Of all the claims Iran made last week about its nuclear program, a one-sentence assertion by its president has provoked such concern among international nuclear inspectors that they plan to confront Tehran about it this week as they begin a new round of inspections.
The assertion involves Iran's claim that even while it begins to enrich small amounts of uranium, it is pursuing a far more sophisticated way of making atomic fuel that US officials and inspectors say could speed Iran's path to developing a nuclear weapon.
Iran has maintained that it abandoned work on this advanced technology, the P-2 centrifuge, three years ago. Western analysts long suspected that Iran had a secret program -- supplied by the renegade Pakistani nuclear engineer Abdul Qadeer Khan -- separate from the activity at its main nuclear facility at Natanz. But they had no proof.
PHOTO: AFP
Then on Thursday, President Mahmoud Ahmadinejad boasted that Tehran was "presently conducting research" on the P-2 centrifuge, which would quadruple Iran's enrichment powers. Centrifuges are machines to enrich uranium 235, which can fuel nuclear reactors or atom bombs.

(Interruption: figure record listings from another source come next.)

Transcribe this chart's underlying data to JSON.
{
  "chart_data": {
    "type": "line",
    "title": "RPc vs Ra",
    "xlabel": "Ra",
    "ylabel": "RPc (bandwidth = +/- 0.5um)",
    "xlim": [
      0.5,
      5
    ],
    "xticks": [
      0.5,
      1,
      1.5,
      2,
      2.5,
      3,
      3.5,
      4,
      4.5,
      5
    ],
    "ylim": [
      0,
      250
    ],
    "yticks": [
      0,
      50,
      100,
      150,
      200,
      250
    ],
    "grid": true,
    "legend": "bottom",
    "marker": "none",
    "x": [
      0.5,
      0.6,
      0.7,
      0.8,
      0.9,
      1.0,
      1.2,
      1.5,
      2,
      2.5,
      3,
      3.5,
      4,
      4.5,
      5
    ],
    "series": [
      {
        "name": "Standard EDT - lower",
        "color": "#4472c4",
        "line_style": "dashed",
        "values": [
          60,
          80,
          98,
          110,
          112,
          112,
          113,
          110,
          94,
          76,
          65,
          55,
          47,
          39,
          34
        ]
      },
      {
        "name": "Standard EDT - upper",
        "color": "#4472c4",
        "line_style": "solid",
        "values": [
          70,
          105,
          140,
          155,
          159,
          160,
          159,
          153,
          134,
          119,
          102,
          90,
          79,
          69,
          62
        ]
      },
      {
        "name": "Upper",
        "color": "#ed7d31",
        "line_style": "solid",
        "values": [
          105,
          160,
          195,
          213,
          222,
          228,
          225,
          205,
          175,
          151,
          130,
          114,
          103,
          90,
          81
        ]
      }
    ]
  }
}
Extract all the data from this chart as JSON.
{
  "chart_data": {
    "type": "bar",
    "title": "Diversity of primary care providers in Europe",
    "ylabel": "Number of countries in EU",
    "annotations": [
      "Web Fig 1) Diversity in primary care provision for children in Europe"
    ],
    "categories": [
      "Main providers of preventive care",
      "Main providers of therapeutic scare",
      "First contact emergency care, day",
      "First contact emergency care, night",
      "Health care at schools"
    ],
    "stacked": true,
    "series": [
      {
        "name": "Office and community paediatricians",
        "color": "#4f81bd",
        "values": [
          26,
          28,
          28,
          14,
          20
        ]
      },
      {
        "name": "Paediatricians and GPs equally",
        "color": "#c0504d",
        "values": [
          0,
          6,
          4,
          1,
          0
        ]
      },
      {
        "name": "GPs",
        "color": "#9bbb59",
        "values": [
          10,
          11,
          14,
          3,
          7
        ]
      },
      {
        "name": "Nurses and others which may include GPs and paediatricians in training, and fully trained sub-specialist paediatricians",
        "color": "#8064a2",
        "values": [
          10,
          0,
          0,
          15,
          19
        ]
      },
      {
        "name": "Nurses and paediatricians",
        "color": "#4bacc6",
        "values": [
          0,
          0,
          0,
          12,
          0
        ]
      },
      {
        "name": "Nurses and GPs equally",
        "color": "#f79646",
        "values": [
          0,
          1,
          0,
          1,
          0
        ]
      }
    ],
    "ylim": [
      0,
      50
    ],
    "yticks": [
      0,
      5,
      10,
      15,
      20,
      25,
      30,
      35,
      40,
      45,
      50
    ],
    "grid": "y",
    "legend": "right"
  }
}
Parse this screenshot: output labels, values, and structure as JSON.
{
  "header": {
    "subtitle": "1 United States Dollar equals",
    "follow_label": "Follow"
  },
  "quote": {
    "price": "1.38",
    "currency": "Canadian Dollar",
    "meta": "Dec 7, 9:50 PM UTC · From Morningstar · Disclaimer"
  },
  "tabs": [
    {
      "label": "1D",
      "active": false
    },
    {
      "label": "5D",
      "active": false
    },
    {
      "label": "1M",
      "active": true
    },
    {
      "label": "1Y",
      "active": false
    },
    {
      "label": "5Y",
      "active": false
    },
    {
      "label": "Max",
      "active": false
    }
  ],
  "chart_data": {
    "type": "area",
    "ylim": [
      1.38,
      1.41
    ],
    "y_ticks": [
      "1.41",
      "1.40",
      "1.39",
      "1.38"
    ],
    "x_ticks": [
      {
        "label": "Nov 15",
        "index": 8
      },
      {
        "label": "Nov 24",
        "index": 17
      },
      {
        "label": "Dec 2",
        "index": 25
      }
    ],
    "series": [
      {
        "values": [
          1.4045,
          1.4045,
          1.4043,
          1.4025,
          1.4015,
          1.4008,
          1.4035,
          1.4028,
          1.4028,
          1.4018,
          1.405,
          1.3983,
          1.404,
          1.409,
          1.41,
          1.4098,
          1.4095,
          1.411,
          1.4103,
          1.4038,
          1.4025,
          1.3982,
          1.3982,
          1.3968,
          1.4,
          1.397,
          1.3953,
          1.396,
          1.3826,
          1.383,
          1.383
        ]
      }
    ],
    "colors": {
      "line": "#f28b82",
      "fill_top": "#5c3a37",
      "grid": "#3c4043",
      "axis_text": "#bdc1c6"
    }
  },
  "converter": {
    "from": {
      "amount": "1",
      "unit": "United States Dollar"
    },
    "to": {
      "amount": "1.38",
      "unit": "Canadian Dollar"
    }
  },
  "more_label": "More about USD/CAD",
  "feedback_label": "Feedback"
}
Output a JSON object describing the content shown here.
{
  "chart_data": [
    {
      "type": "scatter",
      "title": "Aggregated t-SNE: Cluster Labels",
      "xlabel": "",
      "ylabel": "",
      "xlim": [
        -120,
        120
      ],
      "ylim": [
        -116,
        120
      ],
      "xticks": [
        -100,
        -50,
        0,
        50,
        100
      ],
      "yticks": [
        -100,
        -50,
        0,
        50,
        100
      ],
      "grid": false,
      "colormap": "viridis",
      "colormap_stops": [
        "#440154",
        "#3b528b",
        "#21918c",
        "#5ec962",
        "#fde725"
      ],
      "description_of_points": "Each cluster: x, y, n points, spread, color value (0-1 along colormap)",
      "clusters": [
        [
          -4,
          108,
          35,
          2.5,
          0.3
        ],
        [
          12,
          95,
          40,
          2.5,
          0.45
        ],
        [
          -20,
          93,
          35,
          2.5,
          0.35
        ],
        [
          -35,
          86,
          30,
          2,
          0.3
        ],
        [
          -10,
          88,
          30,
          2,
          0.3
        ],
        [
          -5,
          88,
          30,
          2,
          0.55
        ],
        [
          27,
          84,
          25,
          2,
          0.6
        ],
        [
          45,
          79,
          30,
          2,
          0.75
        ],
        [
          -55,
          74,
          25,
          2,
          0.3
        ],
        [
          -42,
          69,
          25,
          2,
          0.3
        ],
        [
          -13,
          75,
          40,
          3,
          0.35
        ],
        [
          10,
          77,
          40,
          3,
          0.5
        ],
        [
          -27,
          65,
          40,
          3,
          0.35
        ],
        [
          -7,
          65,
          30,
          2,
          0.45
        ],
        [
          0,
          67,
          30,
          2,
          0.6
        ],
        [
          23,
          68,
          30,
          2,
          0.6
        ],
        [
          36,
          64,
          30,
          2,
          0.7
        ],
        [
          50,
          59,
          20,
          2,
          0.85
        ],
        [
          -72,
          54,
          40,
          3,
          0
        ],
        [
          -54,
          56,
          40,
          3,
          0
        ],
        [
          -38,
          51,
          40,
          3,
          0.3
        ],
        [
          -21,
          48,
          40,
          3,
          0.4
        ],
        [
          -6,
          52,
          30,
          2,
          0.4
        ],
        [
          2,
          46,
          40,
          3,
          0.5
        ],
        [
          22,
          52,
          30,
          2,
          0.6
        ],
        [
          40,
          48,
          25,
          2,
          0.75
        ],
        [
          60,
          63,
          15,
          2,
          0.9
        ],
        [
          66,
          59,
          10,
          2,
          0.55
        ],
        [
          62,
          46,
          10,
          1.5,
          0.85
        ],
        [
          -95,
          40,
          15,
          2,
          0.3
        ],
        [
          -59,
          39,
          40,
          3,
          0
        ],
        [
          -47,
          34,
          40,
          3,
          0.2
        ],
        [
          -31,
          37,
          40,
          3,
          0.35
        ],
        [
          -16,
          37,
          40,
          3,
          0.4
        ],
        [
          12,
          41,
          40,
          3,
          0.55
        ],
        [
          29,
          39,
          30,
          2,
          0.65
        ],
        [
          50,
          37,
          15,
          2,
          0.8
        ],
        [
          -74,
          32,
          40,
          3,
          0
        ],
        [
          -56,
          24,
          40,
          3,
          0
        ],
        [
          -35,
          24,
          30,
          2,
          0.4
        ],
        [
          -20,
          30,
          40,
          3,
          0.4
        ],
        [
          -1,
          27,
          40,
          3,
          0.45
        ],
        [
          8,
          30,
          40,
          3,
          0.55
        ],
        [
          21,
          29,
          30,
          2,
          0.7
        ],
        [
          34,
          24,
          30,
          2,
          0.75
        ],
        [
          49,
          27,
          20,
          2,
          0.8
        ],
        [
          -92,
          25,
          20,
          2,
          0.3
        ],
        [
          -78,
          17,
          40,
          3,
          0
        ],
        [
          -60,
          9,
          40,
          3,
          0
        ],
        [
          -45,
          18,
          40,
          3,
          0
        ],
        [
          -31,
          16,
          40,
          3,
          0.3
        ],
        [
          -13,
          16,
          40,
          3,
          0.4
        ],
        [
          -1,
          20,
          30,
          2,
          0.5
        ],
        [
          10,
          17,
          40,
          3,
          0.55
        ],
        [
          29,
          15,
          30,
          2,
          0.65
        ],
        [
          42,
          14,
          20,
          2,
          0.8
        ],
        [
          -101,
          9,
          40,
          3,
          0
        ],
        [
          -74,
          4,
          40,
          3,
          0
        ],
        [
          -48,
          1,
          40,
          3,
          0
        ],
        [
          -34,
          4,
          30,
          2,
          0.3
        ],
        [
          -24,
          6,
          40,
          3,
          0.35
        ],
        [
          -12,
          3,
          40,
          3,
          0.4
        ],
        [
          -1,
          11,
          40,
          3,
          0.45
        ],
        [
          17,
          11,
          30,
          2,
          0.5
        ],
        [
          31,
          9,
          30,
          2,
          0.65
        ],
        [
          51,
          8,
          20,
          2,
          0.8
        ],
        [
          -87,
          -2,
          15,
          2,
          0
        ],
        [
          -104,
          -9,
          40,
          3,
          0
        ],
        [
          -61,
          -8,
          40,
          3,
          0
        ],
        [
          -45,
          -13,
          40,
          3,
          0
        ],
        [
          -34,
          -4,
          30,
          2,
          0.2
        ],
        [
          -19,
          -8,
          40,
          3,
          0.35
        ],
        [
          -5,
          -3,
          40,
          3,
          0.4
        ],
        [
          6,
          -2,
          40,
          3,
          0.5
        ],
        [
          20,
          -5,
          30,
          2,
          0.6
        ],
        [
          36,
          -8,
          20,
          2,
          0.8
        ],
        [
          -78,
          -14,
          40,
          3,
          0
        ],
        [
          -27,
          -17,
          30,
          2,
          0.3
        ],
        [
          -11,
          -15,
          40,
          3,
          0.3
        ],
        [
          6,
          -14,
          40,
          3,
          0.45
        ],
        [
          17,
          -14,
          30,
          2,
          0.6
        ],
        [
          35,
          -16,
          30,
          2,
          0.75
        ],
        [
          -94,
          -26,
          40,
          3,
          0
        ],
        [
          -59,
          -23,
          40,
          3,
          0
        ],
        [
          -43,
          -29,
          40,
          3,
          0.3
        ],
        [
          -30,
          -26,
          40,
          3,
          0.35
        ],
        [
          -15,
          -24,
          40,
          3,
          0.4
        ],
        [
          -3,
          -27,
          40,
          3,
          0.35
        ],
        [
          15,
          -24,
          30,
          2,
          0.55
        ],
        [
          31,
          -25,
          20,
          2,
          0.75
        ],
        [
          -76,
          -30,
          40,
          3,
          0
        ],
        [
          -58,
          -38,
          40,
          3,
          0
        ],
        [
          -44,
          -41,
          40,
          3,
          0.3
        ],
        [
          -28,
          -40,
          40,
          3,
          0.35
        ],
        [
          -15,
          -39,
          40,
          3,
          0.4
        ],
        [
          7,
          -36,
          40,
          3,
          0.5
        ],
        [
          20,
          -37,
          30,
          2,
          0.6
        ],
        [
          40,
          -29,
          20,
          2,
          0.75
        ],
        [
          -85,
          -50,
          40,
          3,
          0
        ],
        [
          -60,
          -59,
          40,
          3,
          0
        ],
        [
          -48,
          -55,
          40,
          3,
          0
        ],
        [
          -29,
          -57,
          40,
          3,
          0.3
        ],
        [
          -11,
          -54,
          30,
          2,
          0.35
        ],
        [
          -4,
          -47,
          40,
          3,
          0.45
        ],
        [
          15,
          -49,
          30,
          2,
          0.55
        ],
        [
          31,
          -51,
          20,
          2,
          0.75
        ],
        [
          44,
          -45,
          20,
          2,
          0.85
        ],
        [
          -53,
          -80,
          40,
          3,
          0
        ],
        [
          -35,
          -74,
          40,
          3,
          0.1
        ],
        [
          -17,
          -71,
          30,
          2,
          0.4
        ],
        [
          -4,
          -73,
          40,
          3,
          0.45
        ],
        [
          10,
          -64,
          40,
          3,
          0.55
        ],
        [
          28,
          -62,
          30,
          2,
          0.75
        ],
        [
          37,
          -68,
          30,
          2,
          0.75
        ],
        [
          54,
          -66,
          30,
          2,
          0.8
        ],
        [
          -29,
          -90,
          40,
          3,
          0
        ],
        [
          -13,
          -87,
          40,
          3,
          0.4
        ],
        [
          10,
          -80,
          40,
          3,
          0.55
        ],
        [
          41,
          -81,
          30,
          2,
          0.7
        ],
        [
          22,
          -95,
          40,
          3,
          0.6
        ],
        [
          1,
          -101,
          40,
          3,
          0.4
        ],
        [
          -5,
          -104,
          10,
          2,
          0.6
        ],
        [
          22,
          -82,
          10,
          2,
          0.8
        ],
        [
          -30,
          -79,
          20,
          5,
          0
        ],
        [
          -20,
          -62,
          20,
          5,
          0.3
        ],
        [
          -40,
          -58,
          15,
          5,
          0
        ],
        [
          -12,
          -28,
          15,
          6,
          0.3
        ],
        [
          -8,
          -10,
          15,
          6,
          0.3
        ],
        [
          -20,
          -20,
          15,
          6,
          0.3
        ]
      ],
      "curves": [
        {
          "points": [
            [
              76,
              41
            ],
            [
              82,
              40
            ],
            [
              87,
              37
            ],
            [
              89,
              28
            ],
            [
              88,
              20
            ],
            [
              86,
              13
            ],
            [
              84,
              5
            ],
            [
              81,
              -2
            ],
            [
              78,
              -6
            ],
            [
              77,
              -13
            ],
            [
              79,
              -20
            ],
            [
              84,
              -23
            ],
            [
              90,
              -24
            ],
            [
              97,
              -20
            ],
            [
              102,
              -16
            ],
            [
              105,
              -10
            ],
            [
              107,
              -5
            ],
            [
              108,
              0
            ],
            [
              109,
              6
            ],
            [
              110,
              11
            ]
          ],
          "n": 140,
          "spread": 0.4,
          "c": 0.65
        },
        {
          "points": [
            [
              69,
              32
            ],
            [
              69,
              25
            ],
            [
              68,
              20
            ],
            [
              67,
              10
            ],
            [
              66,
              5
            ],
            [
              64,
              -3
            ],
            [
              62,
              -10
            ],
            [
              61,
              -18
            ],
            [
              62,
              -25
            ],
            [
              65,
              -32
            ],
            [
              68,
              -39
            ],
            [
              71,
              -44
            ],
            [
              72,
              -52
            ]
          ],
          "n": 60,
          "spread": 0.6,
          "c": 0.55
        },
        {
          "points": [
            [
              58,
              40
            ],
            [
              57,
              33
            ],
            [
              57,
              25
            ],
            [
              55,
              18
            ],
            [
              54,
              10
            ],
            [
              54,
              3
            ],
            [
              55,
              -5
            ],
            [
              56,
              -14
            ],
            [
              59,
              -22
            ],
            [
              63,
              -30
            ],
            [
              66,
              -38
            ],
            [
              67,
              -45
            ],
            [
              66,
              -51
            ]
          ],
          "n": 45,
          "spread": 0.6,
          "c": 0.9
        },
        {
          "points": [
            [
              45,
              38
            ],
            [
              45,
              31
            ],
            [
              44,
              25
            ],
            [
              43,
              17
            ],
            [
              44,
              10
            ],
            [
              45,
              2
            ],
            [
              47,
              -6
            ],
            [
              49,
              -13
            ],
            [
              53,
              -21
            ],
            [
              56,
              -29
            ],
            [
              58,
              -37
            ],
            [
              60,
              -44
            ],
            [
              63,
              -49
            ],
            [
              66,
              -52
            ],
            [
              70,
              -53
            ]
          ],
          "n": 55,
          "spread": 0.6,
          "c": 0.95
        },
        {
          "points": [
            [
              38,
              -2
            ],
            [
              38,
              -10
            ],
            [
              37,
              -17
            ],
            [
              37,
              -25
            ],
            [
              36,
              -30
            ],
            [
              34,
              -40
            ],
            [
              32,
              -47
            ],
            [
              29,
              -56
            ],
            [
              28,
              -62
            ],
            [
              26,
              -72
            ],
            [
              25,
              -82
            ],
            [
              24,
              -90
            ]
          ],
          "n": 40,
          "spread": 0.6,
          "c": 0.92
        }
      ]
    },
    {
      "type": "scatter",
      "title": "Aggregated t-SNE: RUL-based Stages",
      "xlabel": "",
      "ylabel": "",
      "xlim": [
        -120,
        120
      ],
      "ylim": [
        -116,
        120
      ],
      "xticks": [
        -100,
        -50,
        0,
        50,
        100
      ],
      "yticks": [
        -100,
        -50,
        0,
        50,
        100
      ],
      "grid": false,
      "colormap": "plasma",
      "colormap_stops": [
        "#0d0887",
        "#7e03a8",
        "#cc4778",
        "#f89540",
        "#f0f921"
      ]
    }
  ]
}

Statements by Ahmadinejad and other senior Iranian officials are always viewed with suspicion by international nuclear experts because Iran has understated nuclear activities that were later discovered and overstated its capabilities.
Analysts and US intelligence officials say they are uncertain whether Ahmadinejad's claim represents a real technical advance or political rhetoric meant to convince the world of the unstoppability of its atomic program.
European diplomats said a delegation of Iranian officials is due to arrive today in Vienna, where the International Atomic Energy Agency will press them to address the new enrichment claim as well as other questions about Iran's program, including a crude bomb design found in the country.
"This is a much better machine," a European diplomat said of the advanced centrifuge, which was a centerpiece of Pakistan's efforts to build its nuclear weapons.
The diplomat said the Iranians will have to explain whether Ahmadinejad was right, and if so, whether they recently restarted the abandoned program or have been pursuing it in secret for years.
If Iran moved beyond research and actually began building more efficient centrifuges to enrich uranium, it could force US intelligence agencies to revise their estimates of how long it would take for Iran to build an atom bomb -- an event they now put somewhere between 2010 and 2015.
Meanwhile, Iran's top nuclear official vowed yesterday that the regime would press on with its uranium enrichment work despite mounting international pressure to suspend suspect nuclear activities.
"Why should Iran suspend its research activities?" Ali Larijani, the head of the Supreme National Security Council, asked.
"One should not follow such propositions ... which are not rational," he said.